Do we take $1-\sin x$ as $(\sin \frac{x}{2}-\cos \frac{x}{2})^2$ or $(\cos \frac{x}{2}-\sin \frac{x}{2})^2$. My teacher says that in most of the cases we take the latter. In one problem the interval was specified as something like $(\frac{\pi}{2},\pi)$ and my teacher told me to take the former. I am facing problem in understanding this. Can someone shed some light on this? Also what about $1+\sin x$.
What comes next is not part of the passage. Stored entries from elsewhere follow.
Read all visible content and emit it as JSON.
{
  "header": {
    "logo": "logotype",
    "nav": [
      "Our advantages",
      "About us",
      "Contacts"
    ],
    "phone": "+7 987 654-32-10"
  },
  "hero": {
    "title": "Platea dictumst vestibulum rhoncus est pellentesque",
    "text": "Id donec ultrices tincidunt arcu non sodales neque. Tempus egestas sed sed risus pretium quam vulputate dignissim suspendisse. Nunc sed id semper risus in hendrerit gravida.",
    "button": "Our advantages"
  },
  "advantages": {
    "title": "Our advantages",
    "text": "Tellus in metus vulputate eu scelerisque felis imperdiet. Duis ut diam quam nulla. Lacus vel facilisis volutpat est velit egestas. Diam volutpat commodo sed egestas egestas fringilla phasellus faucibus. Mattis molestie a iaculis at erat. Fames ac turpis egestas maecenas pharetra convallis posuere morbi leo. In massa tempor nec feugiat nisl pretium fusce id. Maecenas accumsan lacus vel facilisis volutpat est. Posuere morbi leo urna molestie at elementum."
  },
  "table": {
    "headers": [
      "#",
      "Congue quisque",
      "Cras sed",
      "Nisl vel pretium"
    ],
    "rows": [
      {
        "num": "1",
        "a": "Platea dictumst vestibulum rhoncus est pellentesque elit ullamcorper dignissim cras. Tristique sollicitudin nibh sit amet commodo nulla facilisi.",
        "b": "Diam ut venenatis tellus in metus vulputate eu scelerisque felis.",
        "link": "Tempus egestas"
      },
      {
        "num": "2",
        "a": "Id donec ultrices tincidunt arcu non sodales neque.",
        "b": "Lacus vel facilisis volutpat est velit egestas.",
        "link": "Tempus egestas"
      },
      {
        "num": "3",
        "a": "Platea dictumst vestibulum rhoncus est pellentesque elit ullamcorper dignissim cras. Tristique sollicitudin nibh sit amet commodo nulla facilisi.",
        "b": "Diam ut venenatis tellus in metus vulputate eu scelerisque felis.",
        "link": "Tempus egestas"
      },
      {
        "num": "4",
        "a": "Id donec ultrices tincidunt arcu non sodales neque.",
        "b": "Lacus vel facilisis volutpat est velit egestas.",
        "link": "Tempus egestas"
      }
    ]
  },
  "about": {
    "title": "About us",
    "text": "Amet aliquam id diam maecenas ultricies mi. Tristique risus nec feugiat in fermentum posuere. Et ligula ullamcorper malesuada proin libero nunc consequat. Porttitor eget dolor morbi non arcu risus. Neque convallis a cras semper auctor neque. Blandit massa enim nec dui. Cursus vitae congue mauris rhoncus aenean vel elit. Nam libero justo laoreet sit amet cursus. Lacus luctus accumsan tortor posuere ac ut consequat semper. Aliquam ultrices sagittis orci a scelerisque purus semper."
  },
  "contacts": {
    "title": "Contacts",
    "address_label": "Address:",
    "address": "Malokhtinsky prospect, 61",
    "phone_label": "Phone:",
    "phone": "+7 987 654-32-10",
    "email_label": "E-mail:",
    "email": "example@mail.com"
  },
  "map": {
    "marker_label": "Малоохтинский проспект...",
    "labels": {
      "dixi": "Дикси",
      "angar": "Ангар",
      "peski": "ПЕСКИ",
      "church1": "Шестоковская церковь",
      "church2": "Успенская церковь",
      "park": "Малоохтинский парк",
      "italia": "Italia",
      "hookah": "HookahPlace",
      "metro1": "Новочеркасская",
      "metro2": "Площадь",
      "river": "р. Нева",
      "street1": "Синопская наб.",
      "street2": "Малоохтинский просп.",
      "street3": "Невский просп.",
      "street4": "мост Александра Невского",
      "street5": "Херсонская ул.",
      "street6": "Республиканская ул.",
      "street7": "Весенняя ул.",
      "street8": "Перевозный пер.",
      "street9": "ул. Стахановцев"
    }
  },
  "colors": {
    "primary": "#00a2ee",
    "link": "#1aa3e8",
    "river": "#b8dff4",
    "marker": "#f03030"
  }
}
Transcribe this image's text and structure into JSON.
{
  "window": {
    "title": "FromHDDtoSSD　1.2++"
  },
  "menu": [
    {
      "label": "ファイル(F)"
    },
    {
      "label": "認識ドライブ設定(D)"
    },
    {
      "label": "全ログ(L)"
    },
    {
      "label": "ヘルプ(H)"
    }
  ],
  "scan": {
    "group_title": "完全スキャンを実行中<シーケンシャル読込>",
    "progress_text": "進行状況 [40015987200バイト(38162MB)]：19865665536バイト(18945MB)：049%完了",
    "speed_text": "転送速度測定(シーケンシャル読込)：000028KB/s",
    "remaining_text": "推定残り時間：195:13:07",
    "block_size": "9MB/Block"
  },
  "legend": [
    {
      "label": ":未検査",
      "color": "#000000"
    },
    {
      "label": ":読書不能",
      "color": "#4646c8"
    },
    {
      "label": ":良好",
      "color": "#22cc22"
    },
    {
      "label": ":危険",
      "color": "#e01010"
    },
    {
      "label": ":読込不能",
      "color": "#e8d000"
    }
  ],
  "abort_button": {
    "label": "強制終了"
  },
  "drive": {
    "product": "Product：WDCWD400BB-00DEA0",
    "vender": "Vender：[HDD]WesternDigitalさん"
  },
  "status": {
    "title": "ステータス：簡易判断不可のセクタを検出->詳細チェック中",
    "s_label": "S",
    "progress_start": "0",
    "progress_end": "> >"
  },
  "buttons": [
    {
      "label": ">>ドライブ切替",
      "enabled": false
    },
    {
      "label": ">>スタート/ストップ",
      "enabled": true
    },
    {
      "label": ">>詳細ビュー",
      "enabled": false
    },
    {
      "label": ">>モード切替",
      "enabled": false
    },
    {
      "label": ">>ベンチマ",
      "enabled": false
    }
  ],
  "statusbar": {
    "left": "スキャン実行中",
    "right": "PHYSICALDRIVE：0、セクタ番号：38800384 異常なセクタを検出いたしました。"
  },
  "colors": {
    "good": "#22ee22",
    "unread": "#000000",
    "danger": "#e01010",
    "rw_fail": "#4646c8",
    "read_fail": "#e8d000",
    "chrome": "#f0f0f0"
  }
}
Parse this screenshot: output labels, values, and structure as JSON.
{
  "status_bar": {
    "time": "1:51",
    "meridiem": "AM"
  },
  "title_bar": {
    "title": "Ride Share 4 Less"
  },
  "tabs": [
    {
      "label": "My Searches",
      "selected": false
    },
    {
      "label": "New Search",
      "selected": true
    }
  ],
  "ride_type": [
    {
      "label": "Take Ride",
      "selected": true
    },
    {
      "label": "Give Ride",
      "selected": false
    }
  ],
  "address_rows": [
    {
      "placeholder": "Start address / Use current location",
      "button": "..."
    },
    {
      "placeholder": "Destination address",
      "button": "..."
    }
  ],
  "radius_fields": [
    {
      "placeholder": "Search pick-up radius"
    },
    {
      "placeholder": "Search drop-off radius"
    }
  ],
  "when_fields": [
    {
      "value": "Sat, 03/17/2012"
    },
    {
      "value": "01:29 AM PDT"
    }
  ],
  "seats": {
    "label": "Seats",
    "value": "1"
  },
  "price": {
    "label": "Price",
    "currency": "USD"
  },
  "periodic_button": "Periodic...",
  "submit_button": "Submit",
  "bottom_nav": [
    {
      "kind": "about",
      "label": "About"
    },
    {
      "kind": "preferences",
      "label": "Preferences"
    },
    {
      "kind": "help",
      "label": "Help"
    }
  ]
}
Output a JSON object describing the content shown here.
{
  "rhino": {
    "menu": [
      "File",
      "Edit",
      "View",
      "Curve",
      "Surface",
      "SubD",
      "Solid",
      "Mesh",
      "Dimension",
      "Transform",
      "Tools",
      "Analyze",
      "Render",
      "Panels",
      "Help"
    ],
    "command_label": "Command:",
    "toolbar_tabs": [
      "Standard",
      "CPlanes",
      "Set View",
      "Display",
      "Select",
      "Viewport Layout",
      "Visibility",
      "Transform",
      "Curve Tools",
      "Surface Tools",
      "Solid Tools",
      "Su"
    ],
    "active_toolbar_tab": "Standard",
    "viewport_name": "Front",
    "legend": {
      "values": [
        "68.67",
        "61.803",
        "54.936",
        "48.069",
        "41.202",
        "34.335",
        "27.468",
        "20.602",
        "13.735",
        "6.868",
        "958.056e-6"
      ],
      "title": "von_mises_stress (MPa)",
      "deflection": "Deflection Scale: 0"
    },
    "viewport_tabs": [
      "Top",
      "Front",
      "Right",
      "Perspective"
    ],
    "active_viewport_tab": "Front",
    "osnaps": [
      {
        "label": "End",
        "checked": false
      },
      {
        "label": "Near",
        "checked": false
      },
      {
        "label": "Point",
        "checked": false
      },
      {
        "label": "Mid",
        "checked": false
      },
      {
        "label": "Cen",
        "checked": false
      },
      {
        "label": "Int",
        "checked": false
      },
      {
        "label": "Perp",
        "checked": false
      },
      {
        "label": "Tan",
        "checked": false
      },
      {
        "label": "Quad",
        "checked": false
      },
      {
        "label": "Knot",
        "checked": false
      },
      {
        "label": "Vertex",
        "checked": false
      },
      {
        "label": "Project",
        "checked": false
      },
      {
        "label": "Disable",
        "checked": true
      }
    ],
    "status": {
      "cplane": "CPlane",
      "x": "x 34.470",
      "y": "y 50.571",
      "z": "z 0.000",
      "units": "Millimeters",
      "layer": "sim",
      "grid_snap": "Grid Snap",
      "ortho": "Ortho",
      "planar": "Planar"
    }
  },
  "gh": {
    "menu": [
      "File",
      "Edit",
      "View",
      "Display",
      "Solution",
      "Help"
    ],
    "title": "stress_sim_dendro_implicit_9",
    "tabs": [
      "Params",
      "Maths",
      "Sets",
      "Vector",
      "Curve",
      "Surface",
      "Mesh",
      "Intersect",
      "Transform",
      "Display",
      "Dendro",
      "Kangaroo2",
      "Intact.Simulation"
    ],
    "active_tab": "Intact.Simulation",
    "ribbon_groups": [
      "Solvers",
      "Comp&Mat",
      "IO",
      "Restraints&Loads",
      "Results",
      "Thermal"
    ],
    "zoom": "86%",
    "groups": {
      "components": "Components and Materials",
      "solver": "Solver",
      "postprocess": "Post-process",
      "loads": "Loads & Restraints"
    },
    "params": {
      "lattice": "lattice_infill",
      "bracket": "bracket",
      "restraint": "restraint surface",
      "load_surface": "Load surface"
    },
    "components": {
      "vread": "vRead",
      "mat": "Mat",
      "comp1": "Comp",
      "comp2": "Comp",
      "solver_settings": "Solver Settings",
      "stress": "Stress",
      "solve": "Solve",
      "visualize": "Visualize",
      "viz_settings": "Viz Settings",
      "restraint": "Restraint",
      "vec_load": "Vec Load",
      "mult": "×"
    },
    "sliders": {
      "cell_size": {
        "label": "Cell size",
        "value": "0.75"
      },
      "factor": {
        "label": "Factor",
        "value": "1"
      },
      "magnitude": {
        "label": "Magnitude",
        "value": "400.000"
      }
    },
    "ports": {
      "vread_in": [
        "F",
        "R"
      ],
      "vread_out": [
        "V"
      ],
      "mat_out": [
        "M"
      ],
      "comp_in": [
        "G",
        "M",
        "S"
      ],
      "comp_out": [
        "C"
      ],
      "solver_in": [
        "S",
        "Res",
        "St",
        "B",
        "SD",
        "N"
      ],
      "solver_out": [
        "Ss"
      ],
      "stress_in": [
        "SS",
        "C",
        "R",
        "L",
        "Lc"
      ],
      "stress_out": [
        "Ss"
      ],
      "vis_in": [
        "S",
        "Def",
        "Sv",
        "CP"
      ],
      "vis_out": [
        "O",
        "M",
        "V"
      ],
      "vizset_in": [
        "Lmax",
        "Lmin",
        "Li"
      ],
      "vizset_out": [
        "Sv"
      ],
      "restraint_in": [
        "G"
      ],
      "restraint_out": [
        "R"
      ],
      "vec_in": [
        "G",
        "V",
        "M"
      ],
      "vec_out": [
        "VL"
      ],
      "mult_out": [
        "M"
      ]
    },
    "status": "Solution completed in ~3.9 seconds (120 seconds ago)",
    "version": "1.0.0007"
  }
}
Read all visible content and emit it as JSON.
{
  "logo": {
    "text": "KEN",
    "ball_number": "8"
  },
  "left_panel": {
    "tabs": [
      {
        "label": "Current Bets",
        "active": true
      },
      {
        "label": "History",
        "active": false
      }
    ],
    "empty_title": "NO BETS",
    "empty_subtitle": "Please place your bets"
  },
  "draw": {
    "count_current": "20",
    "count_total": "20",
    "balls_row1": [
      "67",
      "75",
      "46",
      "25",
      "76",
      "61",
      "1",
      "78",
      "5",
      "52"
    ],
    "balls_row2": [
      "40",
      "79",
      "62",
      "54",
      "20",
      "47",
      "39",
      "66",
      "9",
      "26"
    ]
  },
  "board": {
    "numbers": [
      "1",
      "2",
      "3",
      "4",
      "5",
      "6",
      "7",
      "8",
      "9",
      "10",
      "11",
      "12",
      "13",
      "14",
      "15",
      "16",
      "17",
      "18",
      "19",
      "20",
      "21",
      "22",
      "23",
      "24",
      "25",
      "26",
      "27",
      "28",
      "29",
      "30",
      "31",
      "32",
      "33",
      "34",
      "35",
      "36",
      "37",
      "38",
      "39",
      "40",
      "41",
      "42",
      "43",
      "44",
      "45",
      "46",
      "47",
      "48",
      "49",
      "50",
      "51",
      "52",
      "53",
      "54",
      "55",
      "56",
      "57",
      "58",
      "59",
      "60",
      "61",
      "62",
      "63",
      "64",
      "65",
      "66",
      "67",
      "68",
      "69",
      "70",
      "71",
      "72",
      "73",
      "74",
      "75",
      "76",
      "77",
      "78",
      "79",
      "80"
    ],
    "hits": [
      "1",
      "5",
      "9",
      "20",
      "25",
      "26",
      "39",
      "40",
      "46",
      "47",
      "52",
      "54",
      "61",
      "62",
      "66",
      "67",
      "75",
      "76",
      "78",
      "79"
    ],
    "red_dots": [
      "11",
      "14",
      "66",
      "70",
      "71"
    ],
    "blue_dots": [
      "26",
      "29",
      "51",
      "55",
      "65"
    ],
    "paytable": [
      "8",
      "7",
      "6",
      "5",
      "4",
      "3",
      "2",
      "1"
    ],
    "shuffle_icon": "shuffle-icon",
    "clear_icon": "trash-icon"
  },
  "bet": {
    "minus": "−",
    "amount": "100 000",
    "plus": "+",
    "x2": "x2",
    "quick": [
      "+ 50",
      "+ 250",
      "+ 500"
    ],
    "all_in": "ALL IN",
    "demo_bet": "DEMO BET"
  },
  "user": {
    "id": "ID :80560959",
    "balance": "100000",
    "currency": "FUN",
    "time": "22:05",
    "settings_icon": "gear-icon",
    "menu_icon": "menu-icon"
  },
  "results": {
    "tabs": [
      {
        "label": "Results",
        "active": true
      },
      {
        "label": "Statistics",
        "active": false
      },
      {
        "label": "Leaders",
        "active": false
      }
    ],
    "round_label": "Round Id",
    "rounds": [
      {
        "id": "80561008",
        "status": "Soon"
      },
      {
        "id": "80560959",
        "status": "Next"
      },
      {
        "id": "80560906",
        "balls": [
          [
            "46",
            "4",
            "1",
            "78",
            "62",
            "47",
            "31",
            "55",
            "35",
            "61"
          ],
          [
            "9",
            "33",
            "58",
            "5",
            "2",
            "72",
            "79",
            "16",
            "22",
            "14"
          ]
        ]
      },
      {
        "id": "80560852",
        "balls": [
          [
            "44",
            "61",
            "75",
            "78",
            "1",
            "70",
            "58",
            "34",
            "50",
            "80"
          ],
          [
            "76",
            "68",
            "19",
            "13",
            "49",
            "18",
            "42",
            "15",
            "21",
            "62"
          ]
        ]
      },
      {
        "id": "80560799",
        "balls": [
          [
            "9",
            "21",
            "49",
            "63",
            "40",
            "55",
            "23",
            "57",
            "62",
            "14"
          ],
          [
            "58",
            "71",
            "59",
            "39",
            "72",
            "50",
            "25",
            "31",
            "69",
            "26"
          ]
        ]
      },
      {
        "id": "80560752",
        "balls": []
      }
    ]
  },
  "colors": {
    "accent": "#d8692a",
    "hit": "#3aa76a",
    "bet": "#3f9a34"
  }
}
Both the expressions may be the same but they yield different results (in differentiation and integration problems) and I have myself seen this.

Answer 1

Those expressions are equal so... Both. Regarding the last question, plug $x \mapsto -x$ and you'll have an almost equal expression.

Answer 2

Use that $$\sin^2(x/2)+\cos^2(x/2)-2sin(x/2)\cos(x/2)=1-\sin(x)$$ and $$(\sin(x/2)+\cos(x/2))^2=1+\sin(x)$$

Answer 3

For any real number $x$, you have that $$x^2 = (-x)^2 $$

Since $$\sin\frac x2 - \cos \frac x2 = -\left(\cos \frac x2 - \sin\frac x 2\right)$$

The two expressions, (1): $$\left(\sin\frac x2 - \cos \frac x2\right)^2 $$ and (2): $$\left(-\left(\cos \frac x2 - \sin\frac x 2\right)\right)^2 = \left(\cos\frac x2 - \sin\frac x 2\right)^2 $$ are equal.

Since they are the same, they cannot yield different results. An error must have been made. Unless I'm misunderstanding what exactly is being asked.

Answer 4

Hint:

As for real $a,\sqrt{a^2}=|a|$ which will be $=+a$ if $a\ge0$

Now $1-\sin2y=(\cos y-\sin y)^2=2\sin^2\left(\dfrac\pi4-y\right)$

Now $\sin u\ge0$ if $u$ lies in the first & second quadrant

Similarly, $(\sin y+\cos y)^2=?$